Strona 1 z 1
Płaskostopie poprzeczne
: 23 lip 2018, 09:23
autor: Underek
Przy ostatniej wizycie u ortopedy stwierdził że mam płaskostopie poprzeczne. Z tego co przeczytałem to w wieku 27 lat ćwiczenia ( podnoszenie woreczka itp..) moc nie dają i zostaje zmiana obuwia. Pytanie czy to rzeczywiście prawda i jaki buty wybrać?
Ból pojawia się w okolicy strzałkowego i kostce.
Aktualnie biegam w asics dynaflyte 2 i nike pegasus 32 około 70 km. w tygodniu.
Re: Płaskostopie poprzeczne
: 23 lip 2018, 09:38
autor: Adam Klein
Ale to raczej chyba nie ma związku. Tzn wydaje mi się, że związek przyczynowo-skutkowy jest żaden.

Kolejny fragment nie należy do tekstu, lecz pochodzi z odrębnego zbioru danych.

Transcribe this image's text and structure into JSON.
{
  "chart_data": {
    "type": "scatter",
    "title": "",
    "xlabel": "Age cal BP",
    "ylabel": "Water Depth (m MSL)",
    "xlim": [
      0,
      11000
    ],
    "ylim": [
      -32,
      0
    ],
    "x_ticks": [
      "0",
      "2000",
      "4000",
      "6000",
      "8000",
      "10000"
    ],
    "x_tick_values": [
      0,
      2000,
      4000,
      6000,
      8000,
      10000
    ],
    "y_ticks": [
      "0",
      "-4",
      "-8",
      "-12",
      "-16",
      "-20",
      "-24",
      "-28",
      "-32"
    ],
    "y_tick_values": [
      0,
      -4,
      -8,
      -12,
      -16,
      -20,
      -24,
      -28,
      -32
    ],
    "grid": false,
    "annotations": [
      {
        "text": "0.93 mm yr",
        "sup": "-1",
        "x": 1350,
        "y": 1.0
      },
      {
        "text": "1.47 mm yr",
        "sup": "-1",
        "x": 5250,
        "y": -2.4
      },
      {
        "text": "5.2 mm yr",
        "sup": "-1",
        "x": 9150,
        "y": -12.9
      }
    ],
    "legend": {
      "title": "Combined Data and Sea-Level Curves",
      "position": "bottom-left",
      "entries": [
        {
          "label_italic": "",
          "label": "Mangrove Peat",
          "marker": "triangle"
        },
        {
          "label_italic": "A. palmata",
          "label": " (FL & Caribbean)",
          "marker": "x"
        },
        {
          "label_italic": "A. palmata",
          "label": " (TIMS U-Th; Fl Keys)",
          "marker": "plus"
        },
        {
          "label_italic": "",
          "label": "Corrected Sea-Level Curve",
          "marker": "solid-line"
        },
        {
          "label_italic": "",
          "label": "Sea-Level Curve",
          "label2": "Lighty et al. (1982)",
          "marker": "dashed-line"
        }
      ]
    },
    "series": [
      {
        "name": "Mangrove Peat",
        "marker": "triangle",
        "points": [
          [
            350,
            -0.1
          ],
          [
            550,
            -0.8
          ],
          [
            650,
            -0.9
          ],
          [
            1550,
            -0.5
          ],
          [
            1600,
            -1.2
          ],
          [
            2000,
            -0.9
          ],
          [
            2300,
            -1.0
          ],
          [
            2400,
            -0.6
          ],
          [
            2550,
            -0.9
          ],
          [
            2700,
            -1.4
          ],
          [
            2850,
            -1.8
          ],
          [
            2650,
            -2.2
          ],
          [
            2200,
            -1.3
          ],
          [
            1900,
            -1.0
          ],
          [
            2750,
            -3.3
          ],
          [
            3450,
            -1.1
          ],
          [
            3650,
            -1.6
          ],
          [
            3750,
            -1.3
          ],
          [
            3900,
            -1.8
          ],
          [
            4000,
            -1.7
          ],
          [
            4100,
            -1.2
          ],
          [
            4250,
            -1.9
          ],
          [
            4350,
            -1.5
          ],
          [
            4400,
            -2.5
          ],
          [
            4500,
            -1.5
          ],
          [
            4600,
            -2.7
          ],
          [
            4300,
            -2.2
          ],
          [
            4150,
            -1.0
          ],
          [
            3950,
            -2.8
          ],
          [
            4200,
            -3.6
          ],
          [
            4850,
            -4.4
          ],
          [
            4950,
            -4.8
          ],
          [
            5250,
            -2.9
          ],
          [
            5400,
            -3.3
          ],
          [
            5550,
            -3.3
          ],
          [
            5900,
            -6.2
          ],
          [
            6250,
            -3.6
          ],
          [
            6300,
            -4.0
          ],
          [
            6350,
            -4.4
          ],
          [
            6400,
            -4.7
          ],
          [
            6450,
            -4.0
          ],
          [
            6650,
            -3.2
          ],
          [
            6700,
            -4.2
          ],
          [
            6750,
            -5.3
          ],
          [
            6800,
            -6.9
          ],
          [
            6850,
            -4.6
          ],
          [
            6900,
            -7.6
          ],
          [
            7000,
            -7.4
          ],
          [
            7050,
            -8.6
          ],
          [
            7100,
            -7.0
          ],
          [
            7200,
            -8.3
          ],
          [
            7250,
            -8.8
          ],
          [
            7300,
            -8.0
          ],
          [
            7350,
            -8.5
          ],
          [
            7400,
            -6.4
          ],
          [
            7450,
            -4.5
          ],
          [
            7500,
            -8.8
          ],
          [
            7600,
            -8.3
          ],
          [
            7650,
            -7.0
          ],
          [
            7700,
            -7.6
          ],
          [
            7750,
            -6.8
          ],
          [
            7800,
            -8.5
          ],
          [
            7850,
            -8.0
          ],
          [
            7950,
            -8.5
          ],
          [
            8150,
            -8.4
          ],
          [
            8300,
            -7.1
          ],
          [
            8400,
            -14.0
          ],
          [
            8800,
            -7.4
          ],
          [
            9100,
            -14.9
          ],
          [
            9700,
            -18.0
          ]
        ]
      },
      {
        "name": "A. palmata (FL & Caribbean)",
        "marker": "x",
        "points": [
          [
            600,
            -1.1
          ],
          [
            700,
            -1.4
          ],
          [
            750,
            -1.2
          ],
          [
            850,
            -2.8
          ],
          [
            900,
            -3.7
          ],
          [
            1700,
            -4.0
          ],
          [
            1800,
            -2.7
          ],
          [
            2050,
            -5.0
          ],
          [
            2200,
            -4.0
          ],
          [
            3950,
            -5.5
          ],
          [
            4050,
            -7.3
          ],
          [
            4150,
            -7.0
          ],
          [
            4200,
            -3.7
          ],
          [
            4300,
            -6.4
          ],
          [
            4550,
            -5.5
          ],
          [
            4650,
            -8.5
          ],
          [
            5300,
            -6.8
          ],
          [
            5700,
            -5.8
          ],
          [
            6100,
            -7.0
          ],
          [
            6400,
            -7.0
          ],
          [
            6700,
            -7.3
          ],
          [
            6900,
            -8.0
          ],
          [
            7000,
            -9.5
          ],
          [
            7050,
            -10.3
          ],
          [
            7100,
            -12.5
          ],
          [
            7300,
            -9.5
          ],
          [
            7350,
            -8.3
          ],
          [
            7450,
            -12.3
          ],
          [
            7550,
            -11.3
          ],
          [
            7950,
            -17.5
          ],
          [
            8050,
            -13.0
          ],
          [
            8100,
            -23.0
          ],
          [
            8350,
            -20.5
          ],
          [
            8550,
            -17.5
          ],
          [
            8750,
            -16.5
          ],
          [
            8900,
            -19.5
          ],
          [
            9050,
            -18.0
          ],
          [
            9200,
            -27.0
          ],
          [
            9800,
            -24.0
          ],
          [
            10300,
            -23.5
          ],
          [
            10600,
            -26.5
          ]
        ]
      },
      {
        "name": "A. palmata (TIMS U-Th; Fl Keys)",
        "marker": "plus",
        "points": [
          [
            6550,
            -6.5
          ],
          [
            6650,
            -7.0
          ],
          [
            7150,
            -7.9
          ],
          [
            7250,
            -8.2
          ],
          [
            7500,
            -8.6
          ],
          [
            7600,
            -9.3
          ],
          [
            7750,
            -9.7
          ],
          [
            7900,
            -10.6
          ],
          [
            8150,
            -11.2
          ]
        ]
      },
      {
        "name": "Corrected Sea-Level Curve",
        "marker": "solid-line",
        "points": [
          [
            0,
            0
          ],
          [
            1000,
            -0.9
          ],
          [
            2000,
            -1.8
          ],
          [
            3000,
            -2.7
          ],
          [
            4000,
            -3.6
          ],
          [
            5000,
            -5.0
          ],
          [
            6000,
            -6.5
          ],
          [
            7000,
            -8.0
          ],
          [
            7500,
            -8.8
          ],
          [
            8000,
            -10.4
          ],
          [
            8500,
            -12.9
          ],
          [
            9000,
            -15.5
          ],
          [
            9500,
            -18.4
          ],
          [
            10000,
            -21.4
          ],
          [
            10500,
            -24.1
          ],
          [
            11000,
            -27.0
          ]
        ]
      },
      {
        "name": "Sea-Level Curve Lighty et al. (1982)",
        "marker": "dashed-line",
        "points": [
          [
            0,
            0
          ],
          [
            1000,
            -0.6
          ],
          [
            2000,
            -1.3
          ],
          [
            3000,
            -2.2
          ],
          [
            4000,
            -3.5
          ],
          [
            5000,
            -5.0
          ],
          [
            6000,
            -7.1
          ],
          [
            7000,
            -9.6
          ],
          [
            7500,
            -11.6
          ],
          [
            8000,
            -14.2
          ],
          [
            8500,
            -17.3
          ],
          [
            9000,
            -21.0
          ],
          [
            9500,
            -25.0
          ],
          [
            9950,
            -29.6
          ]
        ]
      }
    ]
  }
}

Re: Płaskostopie poprzeczne
: 23 lip 2018, 09:43
autor: mpruchni
Buty, butami, przede wszystkim potrzebujesz wkładek korekcyjnych do obuwia.
Ja biegam w "zwykłych", ale z wkładkami (~55km/tydz) i też jest ok.
Ale oczywiście są takie bardziej polecane buty. Tylko, jak można przeczytać w omówieniach, co komu podpasuje, nie wiadomo.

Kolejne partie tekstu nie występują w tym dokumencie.